Ester turned out to be a college student studying in nearby Guilin who worked as a guide in her native Yangshuo on break. After some quiet back and forth, Michael had agreed with Kate that a local might just be of some help, especially if they were looking for a particular peak as the engravings on the rim of the capsule suggested. So, after finishing their breakfast, Michael and Kate returned to the hostel where they examined the inscriptions. Looking at the capsule now, Michael admired the finely cut beauty of its craftsmanship. Though it appeared to be no more than a shell, the karst-shaped engravings had obviously been etched by the hand of a master metal worker.

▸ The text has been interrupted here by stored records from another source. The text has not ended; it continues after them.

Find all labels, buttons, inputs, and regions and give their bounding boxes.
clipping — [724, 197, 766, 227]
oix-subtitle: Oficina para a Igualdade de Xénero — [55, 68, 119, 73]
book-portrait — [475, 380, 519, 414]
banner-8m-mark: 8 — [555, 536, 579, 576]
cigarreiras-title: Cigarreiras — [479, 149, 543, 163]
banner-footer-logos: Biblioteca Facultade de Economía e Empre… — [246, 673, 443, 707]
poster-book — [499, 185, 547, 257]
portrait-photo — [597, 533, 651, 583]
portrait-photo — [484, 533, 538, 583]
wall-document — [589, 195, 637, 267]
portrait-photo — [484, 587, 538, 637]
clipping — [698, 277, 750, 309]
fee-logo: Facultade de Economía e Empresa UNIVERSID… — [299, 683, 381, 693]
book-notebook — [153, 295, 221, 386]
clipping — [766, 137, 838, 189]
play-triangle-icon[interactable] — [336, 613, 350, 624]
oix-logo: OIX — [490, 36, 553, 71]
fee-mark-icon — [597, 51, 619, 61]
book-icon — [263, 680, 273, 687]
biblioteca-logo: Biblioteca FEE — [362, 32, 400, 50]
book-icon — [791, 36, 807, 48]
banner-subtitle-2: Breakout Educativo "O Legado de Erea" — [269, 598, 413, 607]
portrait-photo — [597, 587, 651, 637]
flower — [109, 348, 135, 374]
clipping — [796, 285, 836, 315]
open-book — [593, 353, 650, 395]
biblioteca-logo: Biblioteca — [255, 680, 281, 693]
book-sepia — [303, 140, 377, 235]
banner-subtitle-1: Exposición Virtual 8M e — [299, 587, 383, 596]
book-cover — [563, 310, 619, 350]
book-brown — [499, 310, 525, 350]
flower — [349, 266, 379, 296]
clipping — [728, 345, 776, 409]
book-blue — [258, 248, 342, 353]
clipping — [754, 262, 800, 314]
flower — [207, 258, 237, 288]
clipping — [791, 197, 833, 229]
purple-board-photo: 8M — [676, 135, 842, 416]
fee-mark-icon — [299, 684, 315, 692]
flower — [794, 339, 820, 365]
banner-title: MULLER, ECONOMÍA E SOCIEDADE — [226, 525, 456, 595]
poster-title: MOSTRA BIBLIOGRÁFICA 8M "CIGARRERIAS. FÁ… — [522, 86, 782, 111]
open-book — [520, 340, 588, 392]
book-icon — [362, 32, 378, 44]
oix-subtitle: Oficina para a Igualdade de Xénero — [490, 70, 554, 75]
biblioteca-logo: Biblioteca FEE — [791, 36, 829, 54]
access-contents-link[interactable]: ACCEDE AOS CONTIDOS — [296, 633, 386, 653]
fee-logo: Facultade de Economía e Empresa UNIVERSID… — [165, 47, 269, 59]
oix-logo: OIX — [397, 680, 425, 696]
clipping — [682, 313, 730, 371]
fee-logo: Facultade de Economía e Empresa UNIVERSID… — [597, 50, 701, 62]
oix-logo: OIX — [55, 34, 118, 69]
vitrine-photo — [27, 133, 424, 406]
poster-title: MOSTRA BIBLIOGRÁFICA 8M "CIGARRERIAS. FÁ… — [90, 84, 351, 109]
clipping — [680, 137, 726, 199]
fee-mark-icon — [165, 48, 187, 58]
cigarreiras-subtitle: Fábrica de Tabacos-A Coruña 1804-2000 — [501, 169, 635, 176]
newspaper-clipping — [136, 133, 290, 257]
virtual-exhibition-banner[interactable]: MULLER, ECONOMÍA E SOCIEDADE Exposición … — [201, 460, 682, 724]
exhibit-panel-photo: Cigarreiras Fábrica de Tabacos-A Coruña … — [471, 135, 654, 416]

After carefully photographing the engravings, they then took the precaution of hiding the capsule. After a few minutes searching, a spot was found under the cowling of a disconnected metal swamp fan on the building’s roof. The metal enclosure had a rusty hasp which Kate then secured with another padlock. It wouldn’t stop anyone who actually knew where to look, but Michael thought it was about as good a hiding place as they would find under the circumstances. From there they joined Ester at a bicycle stall in the street below. She had already arranged for the rental of a pair of well-used mountain bikes and within moments they were pedaling after her up West Street and into the countryside beyond.

Green limestone karsts towered above them as they followed Ester’s squeaky bicycle down the narrow dirt berm between rice paddies. Here, in the country, men and woman practiced agriculture as generations had before them. The rice, green in flooded mud flats, was still planted seedling by seedling, and it still needed to be tended by men and woman standing up to their thighs in muddy ooze. There was the odd nod to modern contrivance here and there: one man rode what looked like a paddle wheel equipped tricycle in the mud; another wore a “Nirvana” t-shirt, Kurt Cobain’s mug peering up from the rice shoots, but all in all, this pocket of paradise offered no hint of the modernity that lay just beyond its dew drop gates. It was a timeless China, a place of such serene bucolic wonder that it almost seemed self-evident that the weight of the world had never touched it and never would. Michael silently reminded himself that every place, no matter how beautiful, had its secrets, and it was the pursuit of those secrets that had led him here.